Se si venisse assaliti dal dubbio della effettiva longevità e contemporaneità nell’arte di quella eredità culturale, questa mostra offre una risposta. Chissà se l’arte riconosce ancora l’attualità della grandezza di allora, se riconosce il fascino di quella cultura. La Fondazione Federico II pone al visitatore questa prospettiva (applicata anche ad altri eventi espositivi) e intende fugare quel dubbio: sì, esiste ancora oggi un’arte contemporanea che mantiene vivo, quasi eterno, quell’impulso. Ecco perchè in esposizione, troviamo due opere di Mimmo Paladino che rappresentano la la cartina di tornasole. Il fascino di quella cultura esercita un forte impulso atemporale, al punto da stimolare uno dei più grandi artisti internazionali contemporanei. In esposizione una scultura di bronzo (2018) e un quadro ottagonale (2011), entrambe di grandi dimensioni ed entrambe intitolate “Stupor Mundi”.

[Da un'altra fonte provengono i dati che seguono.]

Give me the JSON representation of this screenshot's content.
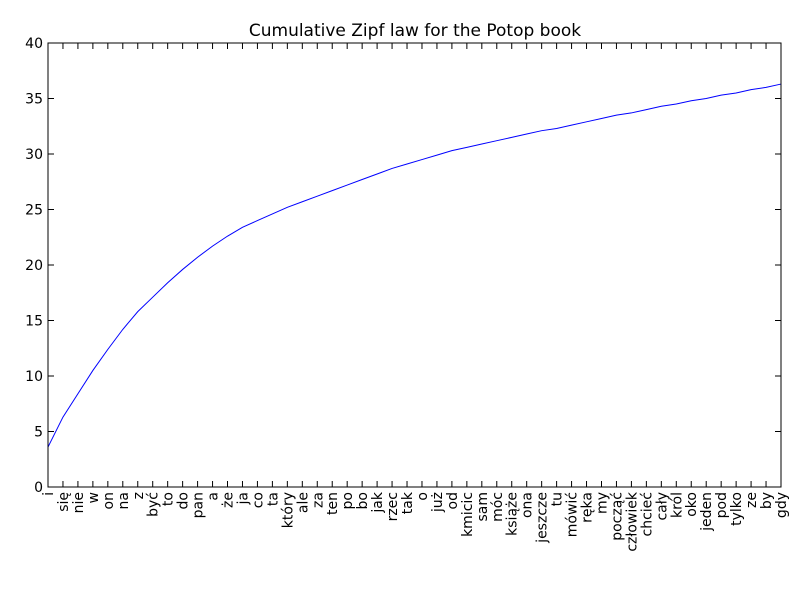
{
  "chart_data": {
    "type": "line",
    "title": "Cumulative Zipf law for the Potop book",
    "xlabel": "",
    "ylabel": "",
    "ylim": [
      0,
      40
    ],
    "yticks": [
      0,
      5,
      10,
      15,
      20,
      25,
      30,
      35,
      40
    ],
    "grid": false,
    "line_color": "#0000ff",
    "categories": [
      "i",
      "się",
      "nie",
      "w",
      "on",
      "na",
      "z",
      "być",
      "to",
      "do",
      "pan",
      "a",
      "że",
      "ja",
      "co",
      "ta",
      "który",
      "ale",
      "za",
      "ten",
      "po",
      "bo",
      "jak",
      "rzec",
      "tak",
      "o",
      "już",
      "od",
      "kmicic",
      "sam",
      "móc",
      "książe",
      "ona",
      "jeszcze",
      "tu",
      "mówić",
      "ręka",
      "my",
      "począć",
      "człowiek",
      "chcieć",
      "cały",
      "król",
      "oko",
      "jeden",
      "pod",
      "tylko",
      "ze",
      "by",
      "gdy"
    ],
    "series": [
      {
        "values": [
          3.6,
          6.3,
          8.4,
          10.5,
          12.4,
          14.2,
          15.8,
          17.1,
          18.4,
          19.6,
          20.7,
          21.7,
          22.6,
          23.4,
          24.0,
          24.6,
          25.2,
          25.7,
          26.2,
          26.7,
          27.2,
          27.7,
          28.2,
          28.7,
          29.1,
          29.5,
          29.9,
          30.3,
          30.6,
          30.9,
          31.2,
          31.5,
          31.8,
          32.1,
          32.3,
          32.6,
          32.9,
          33.2,
          33.5,
          33.7,
          34.0,
          34.3,
          34.5,
          34.8,
          35.0,
          35.3,
          35.5,
          35.8,
          36.0,
          36.3
        ]
      }
    ]
  }
}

Tornando al tesoro della Cappella Palatina, tra i cofanetti in esposizione, il cofano di foggia rettangolare (Secolo XII) è particolarmente significativo poichè chiara testimonianza della coesistenza tra iconografie cristiane e islamiche. Queste iconografie sono un perfetto palinsesto evocativo della Sala di Ruggero del Palazzo Reale, del soffitto ligneo a muqarnas della Cappella Palatina.
Il cofanetto di foggia ellittica è (secolo XII-XIII) è unico nel suo genere nel medioevo per ornamentazione. La forma del coperchio bombato è una vera rarità nell’arte islamica. E’ uno dei pezzi più pregiati del tesoro della Capella Palatina. E’ caratterizzato da un testo epigrafico con iscrizioni arabe in caratteri naskhi. Il Di Marzo data il cofanetto in fase normanna e pertanto lo attribuisce a maestranze siculo-islamiche.
Il cofanetto di foggia rettangolare con chiusura a scorritoio in legno e rivestito in avorio (secolo IX-XI) rappresenta, invece, gli stilemi tipici della cultura bizantina.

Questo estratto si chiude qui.